I’ve got some Stuff to talk about

Wednesday, 14 March 2012
by omar
Comments: 8

This month’s Stuff Magazine features Last.fm in their Best of British feature. We’re alongside two of my favourite things: McLaren and Alan Partridge.

I made a visualisation on UK listening trends to accompany this. It shows off our data nicely, condensing listening statistics for 2.5 million artists across the 8,760 hours of 2011, to find the artists that best characterise UK listening for each hour of the day.

You can see it below, or download the full version (pdf) for a proper look. It’s loosely based on the listening trends graphs that subscribers can access on our playground.

The exact meaning of the statistical methods used to create this can be a little unclear, so I thought I’d try to explain. I’ll focus on giving a general feeling for why each artist shows up in the visualisation, rather than going into detail about the sums.

What does it mean?

The visualisation shows the top-ranked artists in the UK, for every hour of the day. So how does an artist top the ranks?

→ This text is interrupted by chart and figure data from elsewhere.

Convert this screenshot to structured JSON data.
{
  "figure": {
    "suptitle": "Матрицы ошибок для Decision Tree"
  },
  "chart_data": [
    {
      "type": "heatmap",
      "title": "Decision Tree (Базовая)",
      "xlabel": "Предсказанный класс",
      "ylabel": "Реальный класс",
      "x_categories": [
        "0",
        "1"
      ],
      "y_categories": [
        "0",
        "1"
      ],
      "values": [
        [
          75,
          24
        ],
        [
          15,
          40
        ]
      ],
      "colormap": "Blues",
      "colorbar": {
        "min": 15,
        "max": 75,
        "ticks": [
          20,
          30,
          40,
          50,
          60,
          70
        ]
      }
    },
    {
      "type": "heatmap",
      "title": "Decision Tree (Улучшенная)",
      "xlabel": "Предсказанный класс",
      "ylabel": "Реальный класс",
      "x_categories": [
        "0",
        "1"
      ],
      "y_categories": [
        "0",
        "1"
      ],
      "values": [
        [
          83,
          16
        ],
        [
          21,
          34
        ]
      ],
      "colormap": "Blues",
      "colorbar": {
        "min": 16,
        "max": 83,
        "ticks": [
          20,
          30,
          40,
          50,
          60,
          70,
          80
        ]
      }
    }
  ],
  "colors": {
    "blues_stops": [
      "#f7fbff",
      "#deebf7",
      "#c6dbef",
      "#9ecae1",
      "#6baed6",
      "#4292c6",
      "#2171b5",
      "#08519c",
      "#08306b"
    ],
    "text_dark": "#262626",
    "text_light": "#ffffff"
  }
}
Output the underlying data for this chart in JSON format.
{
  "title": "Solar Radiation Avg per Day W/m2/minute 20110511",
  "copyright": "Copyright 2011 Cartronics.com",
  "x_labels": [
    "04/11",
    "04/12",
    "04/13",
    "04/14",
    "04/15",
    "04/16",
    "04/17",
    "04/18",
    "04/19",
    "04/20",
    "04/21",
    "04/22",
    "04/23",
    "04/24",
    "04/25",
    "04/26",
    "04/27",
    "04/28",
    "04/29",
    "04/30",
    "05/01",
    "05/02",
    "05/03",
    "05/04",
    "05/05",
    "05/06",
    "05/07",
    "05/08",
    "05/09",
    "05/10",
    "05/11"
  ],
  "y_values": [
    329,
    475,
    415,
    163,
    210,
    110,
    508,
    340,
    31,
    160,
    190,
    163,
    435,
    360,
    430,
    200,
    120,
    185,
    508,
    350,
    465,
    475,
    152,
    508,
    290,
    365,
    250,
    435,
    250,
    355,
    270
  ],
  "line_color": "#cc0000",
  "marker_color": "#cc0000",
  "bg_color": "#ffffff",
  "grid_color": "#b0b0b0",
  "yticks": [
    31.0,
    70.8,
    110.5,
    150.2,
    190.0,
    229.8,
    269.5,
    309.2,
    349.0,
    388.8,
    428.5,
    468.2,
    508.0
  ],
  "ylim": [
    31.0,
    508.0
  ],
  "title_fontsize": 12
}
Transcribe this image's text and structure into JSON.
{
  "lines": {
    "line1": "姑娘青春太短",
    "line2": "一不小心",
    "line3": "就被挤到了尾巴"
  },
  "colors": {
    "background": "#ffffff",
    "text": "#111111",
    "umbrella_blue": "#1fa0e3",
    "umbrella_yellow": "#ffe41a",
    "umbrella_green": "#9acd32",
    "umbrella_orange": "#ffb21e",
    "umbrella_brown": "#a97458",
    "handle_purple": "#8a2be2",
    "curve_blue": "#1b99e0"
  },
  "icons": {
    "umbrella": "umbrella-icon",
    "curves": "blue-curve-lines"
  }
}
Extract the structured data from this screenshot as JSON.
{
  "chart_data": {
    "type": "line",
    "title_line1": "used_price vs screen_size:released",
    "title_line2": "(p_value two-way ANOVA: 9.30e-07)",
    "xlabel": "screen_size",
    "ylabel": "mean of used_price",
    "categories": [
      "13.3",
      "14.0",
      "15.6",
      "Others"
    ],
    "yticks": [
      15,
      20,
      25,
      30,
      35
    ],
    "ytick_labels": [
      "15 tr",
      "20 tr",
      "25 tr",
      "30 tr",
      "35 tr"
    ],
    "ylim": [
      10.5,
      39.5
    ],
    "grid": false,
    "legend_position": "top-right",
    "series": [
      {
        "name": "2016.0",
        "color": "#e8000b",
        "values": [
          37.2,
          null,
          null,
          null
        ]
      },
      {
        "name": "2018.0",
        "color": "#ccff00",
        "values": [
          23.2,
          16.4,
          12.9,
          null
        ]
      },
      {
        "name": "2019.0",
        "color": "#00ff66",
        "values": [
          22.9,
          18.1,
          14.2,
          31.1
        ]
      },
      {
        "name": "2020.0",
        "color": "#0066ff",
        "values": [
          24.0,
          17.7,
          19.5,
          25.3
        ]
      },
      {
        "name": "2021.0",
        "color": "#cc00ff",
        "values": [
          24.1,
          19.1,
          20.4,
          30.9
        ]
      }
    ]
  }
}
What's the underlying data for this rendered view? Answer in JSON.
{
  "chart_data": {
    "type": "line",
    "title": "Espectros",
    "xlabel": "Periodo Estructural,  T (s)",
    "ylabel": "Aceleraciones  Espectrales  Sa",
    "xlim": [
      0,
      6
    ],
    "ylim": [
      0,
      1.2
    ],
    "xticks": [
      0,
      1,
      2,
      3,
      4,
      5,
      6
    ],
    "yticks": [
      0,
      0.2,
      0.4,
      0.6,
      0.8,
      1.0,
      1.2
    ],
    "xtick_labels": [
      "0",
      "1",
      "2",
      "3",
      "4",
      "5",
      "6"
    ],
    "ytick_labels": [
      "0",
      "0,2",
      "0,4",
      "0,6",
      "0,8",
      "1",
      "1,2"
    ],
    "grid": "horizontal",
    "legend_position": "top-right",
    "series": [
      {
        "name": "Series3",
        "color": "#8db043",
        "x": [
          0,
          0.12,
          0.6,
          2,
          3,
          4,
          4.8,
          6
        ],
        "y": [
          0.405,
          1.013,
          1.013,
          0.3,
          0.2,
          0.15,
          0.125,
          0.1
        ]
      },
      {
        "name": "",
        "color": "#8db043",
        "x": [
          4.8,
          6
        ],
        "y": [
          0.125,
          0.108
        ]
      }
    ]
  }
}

Each artist is given a score—for each hour of the day—that is based on how many more listeners they have in that hour. This is compared to their usual hourly activity. What you see in the visualisation are the artists that score highest in each hour.

I’ve shown some average hourly listener counts for a selection of artists that made it into the visualisation in the image below. Note that the vertical scale starts at 20; I want to highlight the differences between each artist, rather than the numbers themselves.

Artists like Zero 7 and Duffy come on strong in the morning, compared to Ludovico Einaudi who has a much flatter listener count throughout the day, but continues until late at night. Similarly, McFly gains popularity in the late-afternoon but drops off relatively quickly as bedtime approaches.

The key to these artist scores are the differences between their listener counts at various points in the day, and how they change relative to other artists.

What’s going on at night?

The far left and right sides of the visualisation show night time listening. The top artists here are those that usually top our charts. I’ll explain why.

First, I should point out that their scores are negative. That means that they see a reduction in listeners during the night, which makes a lot of sense. The reason they are ranked top is because their score falls the least overnight.

There is another aspect to the night time calculation. I filtered out hourly scores that fell below 25 listeners, as a noise reduction measure; this is because we need a reasonable amount of data to allow the statistics to work.

I have taken the above graph and thrown in Adele, to further illustrate how the score works.

You’ll see that her listening graph dwarfs those of the other artists in the visualisation. However, her ranking remains relatively low during the day because she has no particularly strong hourly trends that separate her from other artists.

Newfangled technology

Thanks to Stuff Magazine for featuring us, and also for explaining what Last.fm is to my mum; it’s the first time she’s really understood what it is, and what I do here.